Greensburg man leaves behind legacy in mushroom club
John Plischke often found himself in nature either hunting or fishing — but mainly surrounded by mushrooms.
As founding member and past president of the Western Pennsylvania Mushroom Club, Plischke worked to bring other mushroom fanatics together as one of the first fungus-based organizations in the area, but not without the help of his family.
“He gave mushroom programs with his son all over Pennsylvania,” his wife Rebecca Plischke said. “Locally, he did Ohiopyle and Keystone State Park.”
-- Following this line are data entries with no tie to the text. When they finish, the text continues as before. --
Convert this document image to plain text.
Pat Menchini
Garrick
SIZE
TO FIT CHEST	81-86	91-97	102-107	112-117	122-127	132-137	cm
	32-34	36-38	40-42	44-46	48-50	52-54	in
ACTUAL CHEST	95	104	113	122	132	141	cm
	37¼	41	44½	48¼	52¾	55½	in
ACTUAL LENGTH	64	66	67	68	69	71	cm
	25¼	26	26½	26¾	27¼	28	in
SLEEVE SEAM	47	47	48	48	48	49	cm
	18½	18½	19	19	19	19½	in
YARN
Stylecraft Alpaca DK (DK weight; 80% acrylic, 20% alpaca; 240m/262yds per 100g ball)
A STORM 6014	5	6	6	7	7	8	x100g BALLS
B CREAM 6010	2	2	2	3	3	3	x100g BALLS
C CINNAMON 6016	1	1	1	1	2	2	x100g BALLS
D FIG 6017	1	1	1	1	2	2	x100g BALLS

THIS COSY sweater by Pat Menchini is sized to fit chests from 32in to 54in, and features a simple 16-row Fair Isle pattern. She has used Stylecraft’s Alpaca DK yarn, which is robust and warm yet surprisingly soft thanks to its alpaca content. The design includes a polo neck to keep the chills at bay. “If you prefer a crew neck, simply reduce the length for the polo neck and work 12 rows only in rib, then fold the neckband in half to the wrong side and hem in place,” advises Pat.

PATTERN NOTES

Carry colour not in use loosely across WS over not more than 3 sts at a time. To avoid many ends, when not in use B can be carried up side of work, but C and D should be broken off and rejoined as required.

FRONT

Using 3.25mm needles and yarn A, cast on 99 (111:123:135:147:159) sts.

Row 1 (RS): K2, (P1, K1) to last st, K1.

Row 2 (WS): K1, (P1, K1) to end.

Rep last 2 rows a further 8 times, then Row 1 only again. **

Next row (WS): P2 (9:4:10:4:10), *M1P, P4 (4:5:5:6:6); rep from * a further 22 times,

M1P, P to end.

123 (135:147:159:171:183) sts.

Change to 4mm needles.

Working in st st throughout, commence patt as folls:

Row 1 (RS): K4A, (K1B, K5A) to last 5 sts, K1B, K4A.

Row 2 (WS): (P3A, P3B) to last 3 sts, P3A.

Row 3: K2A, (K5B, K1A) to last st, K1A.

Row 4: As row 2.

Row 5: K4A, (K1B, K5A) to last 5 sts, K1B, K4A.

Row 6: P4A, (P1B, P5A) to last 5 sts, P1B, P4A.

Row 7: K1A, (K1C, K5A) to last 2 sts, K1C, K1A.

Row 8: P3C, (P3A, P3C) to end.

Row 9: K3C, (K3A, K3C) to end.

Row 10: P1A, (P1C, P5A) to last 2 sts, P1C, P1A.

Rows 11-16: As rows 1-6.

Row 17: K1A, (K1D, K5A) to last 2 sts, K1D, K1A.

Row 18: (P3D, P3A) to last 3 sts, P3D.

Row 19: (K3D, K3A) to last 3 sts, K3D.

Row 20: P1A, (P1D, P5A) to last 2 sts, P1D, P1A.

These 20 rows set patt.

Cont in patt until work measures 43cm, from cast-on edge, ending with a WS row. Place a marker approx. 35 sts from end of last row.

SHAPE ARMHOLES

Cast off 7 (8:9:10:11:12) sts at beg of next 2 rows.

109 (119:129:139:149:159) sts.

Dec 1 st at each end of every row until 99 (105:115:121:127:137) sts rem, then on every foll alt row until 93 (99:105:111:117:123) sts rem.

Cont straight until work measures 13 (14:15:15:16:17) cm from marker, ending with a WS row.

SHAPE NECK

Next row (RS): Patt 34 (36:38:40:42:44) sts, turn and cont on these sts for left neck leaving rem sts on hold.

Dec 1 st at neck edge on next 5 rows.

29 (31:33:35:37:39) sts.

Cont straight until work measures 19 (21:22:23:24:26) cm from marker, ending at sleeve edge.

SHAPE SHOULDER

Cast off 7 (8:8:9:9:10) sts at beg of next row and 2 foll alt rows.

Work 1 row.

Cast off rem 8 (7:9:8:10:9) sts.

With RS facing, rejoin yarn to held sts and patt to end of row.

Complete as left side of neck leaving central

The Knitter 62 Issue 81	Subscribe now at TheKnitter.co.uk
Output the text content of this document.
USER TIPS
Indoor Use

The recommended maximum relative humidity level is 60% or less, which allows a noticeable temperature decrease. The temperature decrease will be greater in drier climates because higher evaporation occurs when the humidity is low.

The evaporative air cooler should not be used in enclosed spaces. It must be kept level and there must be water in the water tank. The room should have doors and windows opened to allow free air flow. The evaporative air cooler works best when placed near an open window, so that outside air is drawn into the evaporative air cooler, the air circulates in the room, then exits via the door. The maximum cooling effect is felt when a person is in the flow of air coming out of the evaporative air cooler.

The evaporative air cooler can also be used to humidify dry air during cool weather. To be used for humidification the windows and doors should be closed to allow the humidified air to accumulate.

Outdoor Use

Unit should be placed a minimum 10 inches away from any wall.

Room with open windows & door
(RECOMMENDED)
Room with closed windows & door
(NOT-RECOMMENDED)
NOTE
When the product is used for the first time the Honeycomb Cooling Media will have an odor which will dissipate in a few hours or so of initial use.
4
And his work eventually became a hit in his immediate family, with his wife quickly gaining interest and his son and daughter-in-law now integral members.
John R. Plischke died Dec. 31, 2018, leaving behind a legacy that has grown to over 1,000 followers on Facebook. He was 76.
Born Sept. 25, 1942, in Greensburg, he was the son of late Dr. John Ruff and Evelyn McCurdy Plischke.
At age 6, Plischke ventured out into Hempfield with his father, grandfather and uncle, learning to identify several edible mushrooms. From that point on, Plischke’s interest grew to where he could find, identify and photograph thousands of species.
Finally, Plischke founded the club in 2000.
“He was a driving force in the club, trying to promote it in many ways,” said Dick Dougall, a past president. “With his help there, I think the club became a strong participant in the national mushroom scene.”
But his work didn’t end with mushrooms.
His passion for environmentalism eventually lead him to become part of the Study Advisory Committee of the Federal Water Pollution Control Act, where he worked on stream improvement projects aimed at helping to keep fish alive, Rebecca Plischke said.
An avid fan of family genealogy, Plischke traveled the state to work with several historical societies, and he “was always amused at the family stories about his ancestors,” Rebecca Plischke said.
After graduating from Greensburg Salem High School and attending Otterbein College in Westerville, Ohio, Plischke started work at Westinghouse Airbrake as a machinist and eventually became a salesman for Weyerhaeuser Co., a real-estate trust company.
He was also past city of Greensburg chairman, District 9 chairman and managed several local campaigns.
In addition to his wife, Plischke is survived by son John R. Plischke III and his wife, Kim, of Greensburg, and daughter Sheryl Kustra of Clearwater, Fla.
Friends were received at Barnhart Funeral Home in Greensburg on Friday. A service will be held at the funeral home, 505 E. Pittsburgh St., at 11 a.m. Saturday.